While the Fresno Flats Community Fairs are seasonal, Mountain Artisans Market plans to present a year-round market on the third Saturday of each month. For July and August, they’ll be part of Community Flea Market. For September, they’ll be a part of Heritage Day.

For interested artists, artisans and crafters, the rules differ a bit. Vendors must live in and make, produce and grow their products in a mountain community in Madera, Mariposa or eastern Fresno County.  MAM accepts vendors based on the uniqueness and quality of their product.

Space fee is $25 per event. Fifteen dollars goes to Fresno Flats, with the remaining $10 to MAM for marketing materials, signage and other expenses. As a business member of Fresno Flats/Sierra Historical Sites Association, any MAM vendor is covered by the association’s insurance. Spaces may be reserved up to one year in advance.

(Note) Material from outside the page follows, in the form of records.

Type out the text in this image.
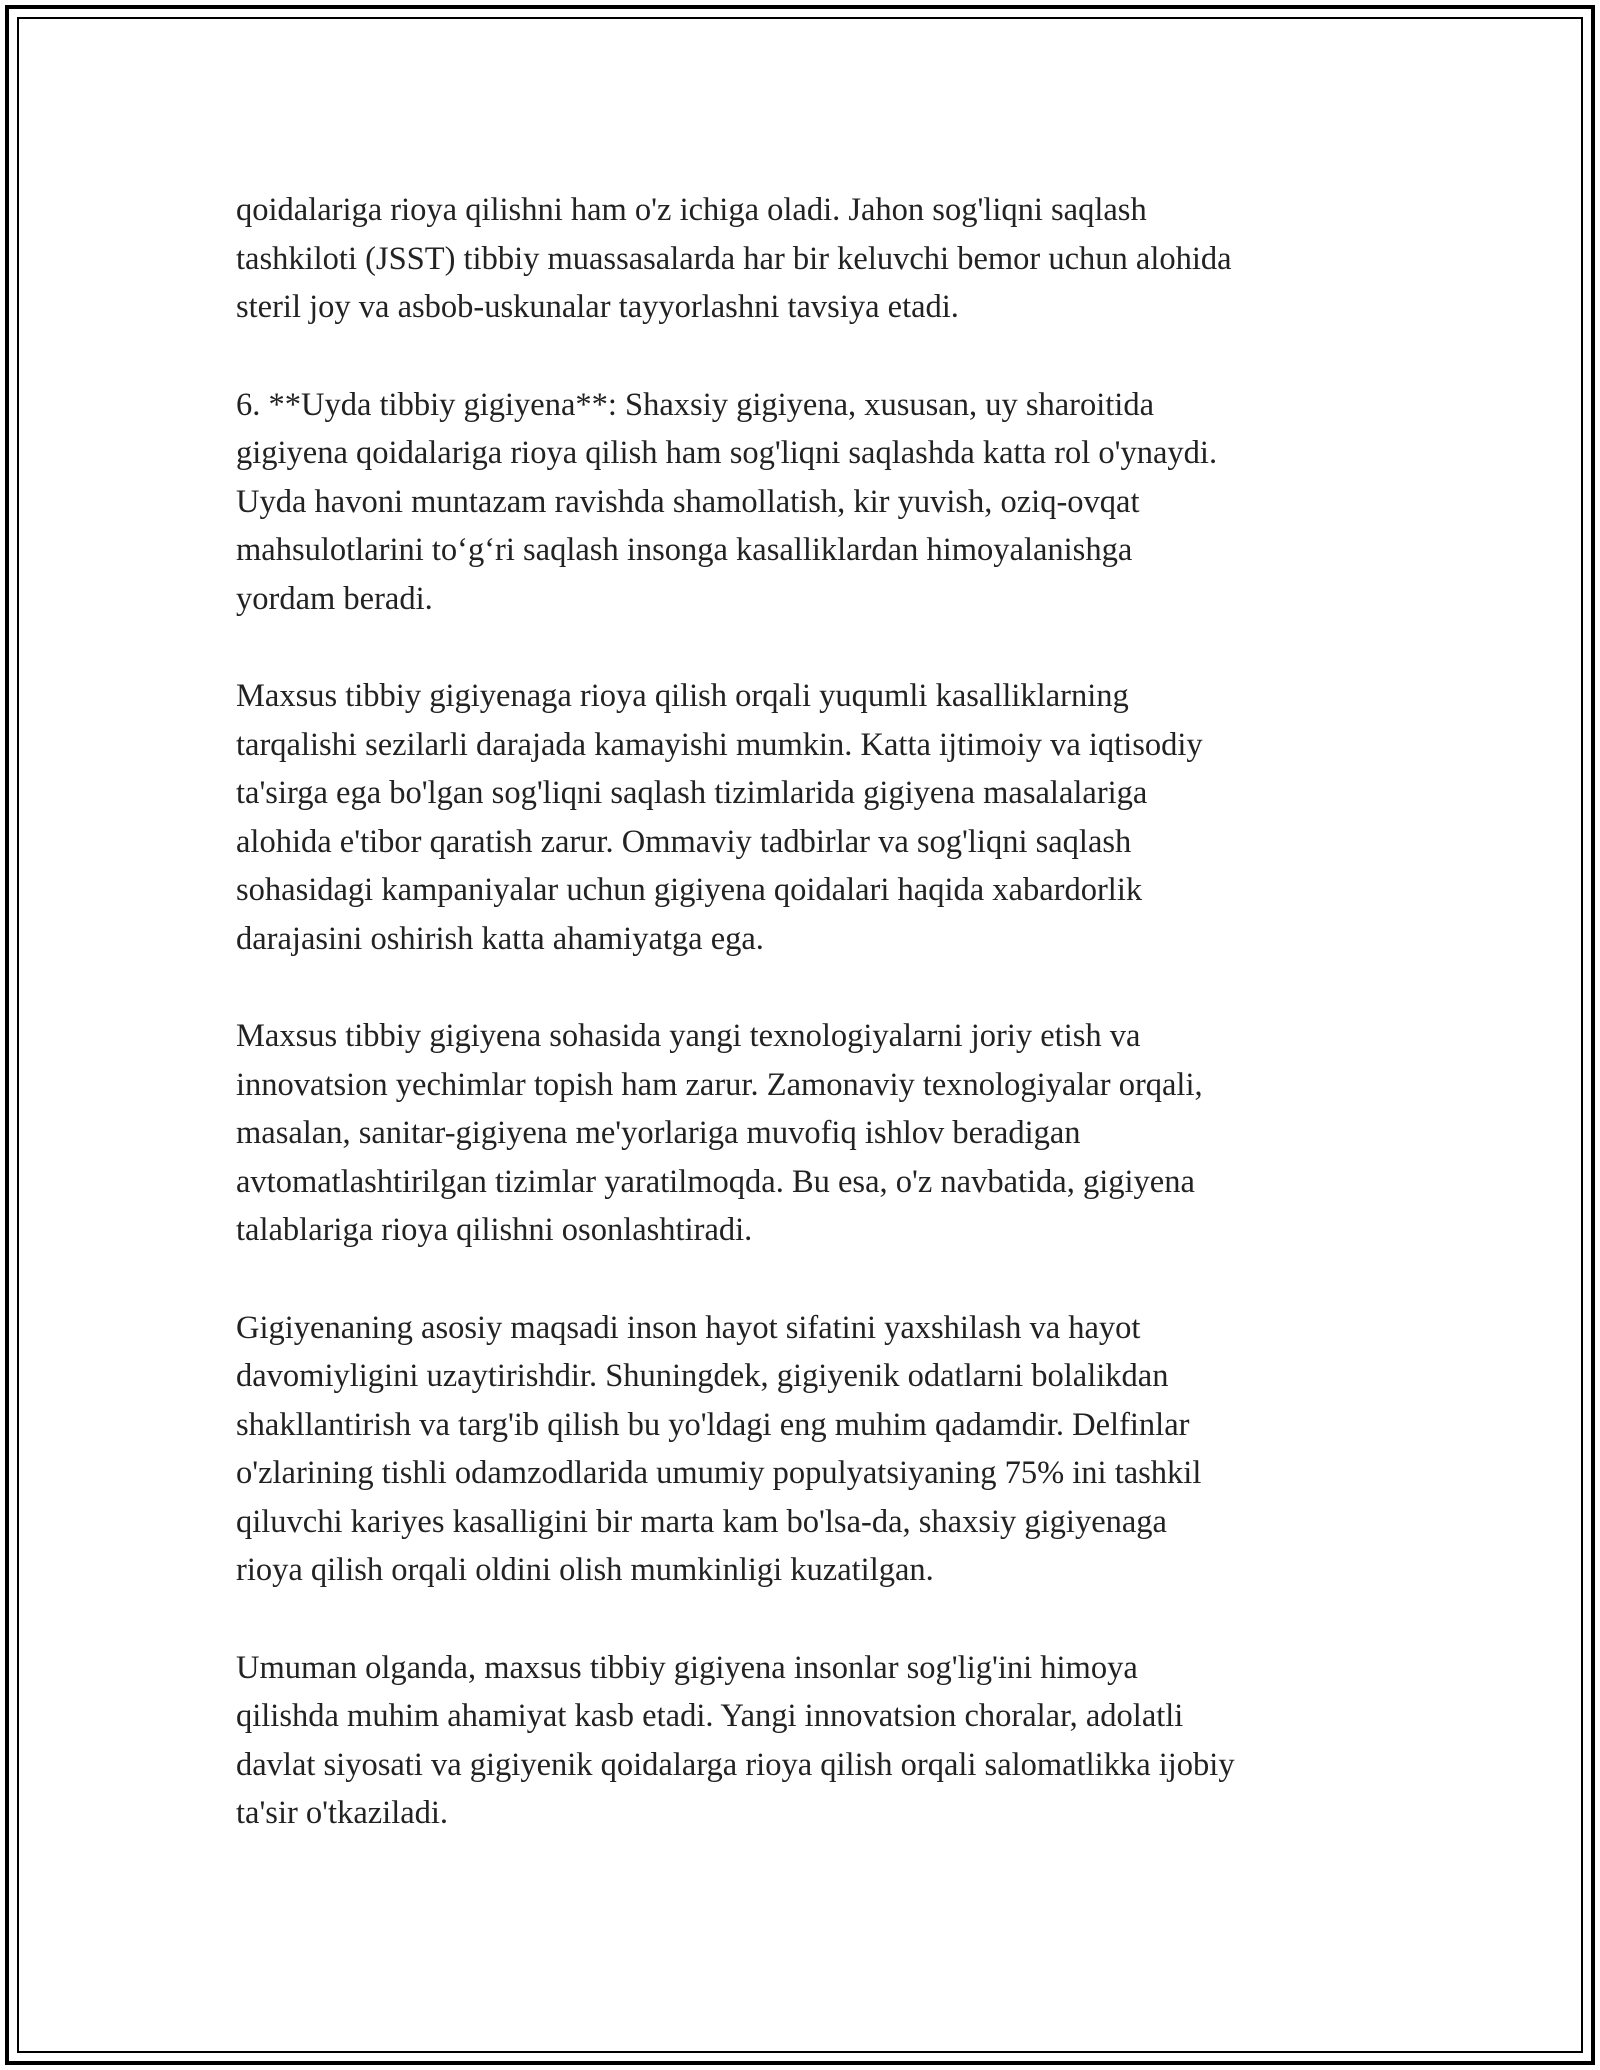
qoidalariga rioya qilishni ham o'z ichiga oladi. Jahon sog'liqni saqlash
tashkiloti (JSST) tibbiy muassasalarda har bir keluvchi bemor uchun alohida
steril joy va asbob-uskunalar tayyorlashni tavsiya etadi.

6. **Uyda tibbiy gigiyena**: Shaxsiy gigiyena, xususan, uy sharoitida
gigiyena qoidalariga rioya qilish ham sog'liqni saqlashda katta rol o'ynaydi.
Uyda havoni muntazam ravishda shamollatish, kir yuvish, oziq-ovqat
mahsulotlarini to‘g‘ri saqlash insonga kasalliklardan himoyalanishga
yordam beradi.

Maxsus tibbiy gigiyenaga rioya qilish orqali yuqumli kasalliklarning
tarqalishi sezilarli darajada kamayishi mumkin. Katta ijtimoiy va iqtisodiy
ta'sirga ega bo'lgan sog'liqni saqlash tizimlarida gigiyena masalalariga
alohida e'tibor qaratish zarur. Ommaviy tadbirlar va sog'liqni saqlash
sohasidagi kampaniyalar uchun gigiyena qoidalari haqida xabardorlik
darajasini oshirish katta ahamiyatga ega.

Maxsus tibbiy gigiyena sohasida yangi texnologiyalarni joriy etish va
innovatsion yechimlar topish ham zarur. Zamonaviy texnologiyalar orqali,
masalan, sanitar-gigiyena me'yorlariga muvofiq ishlov beradigan
avtomatlashtirilgan tizimlar yaratilmoqda. Bu esa, o'z navbatida, gigiyena
talablariga rioya qilishni osonlashtiradi.

Gigiyenaning asosiy maqsadi inson hayot sifatini yaxshilash va hayot
davomiyligini uzaytirishdir. Shuningdek, gigiyenik odatlarni bolalikdan
shakllantirish va targ'ib qilish bu yo'ldagi eng muhim qadamdir. Delfinlar
o'zlarining tishli odamzodlarida umumiy populyatsiyaning 75% ini tashkil
qiluvchi kariyes kasalligini bir marta kam bo'lsa-da, shaxsiy gigiyenaga
rioya qilish orqali oldini olish mumkinligi kuzatilgan.

Umuman olganda, maxsus tibbiy gigiyena insonlar sog'lig'ini himoya
qilishda muhim ahamiyat kasb etadi. Yangi innovatsion choralar, adolatli
davlat siyosati va gigiyenik qoidalarga rioya qilish orqali salomatlikka ijobiy
ta'sir o'tkaziladi.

Their present space in the front yard of the Larimore House accommodates up to six vendors. From there Sandy hopes to expand into the open area around the gazebo, eventually housing at least twenty vendors. In the winter if conditions dictate, two large party tents can be made available. Sandy envisions a village market scene with mix of products each month. Sandy says she needs help with project management of MAM and especially assistance with social media marketing. For further information about Mountain Artisans Market or to volunteer for MAM, contact Sandy at sandy@frommygarden.net.

Both Fresno Flats and Mountain Artisans Market emphasize that this is intended to be a community effort. They welcome volunteers, and they work closely with the Oakhurst Boys and Girls Club, Eastern Madera Recreation and Parks and even the folks at Yosemite Mountain Sugar Pine Railroad, who have shared interests with the historical site.

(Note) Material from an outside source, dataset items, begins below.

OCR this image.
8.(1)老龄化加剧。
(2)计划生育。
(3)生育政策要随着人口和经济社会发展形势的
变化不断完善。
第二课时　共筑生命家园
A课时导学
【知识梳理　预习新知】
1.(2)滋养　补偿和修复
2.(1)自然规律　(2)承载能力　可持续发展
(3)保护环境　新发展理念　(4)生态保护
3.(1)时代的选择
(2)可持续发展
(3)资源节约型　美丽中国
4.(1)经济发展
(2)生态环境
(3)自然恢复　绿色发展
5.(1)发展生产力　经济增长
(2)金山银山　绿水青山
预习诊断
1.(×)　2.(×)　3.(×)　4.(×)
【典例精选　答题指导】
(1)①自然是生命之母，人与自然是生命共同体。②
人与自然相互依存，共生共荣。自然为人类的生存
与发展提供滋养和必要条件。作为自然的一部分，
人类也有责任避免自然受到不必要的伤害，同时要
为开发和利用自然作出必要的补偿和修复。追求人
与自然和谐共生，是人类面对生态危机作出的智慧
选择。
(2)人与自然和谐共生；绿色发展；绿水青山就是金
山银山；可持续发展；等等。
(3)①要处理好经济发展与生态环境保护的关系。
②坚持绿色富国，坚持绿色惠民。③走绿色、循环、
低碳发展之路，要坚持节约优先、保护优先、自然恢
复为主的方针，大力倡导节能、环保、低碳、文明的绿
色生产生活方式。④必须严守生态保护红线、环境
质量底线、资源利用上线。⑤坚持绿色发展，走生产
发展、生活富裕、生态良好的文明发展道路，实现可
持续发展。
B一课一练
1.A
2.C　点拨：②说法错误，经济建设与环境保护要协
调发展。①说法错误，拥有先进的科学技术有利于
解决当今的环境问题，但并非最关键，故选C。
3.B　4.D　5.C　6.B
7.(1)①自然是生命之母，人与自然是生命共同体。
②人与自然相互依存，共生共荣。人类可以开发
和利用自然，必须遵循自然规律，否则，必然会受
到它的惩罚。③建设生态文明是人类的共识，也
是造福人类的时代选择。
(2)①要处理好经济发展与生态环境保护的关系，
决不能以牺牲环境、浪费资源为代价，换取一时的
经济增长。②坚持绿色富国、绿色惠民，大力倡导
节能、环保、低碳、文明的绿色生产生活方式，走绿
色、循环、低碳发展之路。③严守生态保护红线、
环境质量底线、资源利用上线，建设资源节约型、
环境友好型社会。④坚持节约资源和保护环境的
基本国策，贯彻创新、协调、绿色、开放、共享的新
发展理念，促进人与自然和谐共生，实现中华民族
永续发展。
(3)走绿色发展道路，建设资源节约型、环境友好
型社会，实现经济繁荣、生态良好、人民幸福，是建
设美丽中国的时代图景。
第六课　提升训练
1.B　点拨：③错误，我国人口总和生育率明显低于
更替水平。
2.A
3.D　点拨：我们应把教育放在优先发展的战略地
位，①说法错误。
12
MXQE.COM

Paul Adelizi, President of Sierra Historic Sites Association

Asked what the future holds for Fresno Flats, Paul states, “Even though the association has been around for fifty years, much of the community is not aware of us. Our historic structures are not something you can put on a shelf and forget about. They require lots of love. For the park to stick around for a while, it needs to be alive and provide value to the community . . . There is a large influx of new people to the area, and we need to determine what their interests are and respond accordingly. Times are changing and organizations and businesses need to read the tea leaves and be smart about their futures. Our future depends on it. So we are open for business and open to ideas for finding favor in the community. This means fun things like flea markets and festivals as well as activities with substance–lectures, demonstrations and classes.

Contact Fresno Flats about opportunities to participate in the Community Flea Markets  or to volunteer with them, at 559/683-6570. Email them at fresnoflatsmuseum@gmail.com.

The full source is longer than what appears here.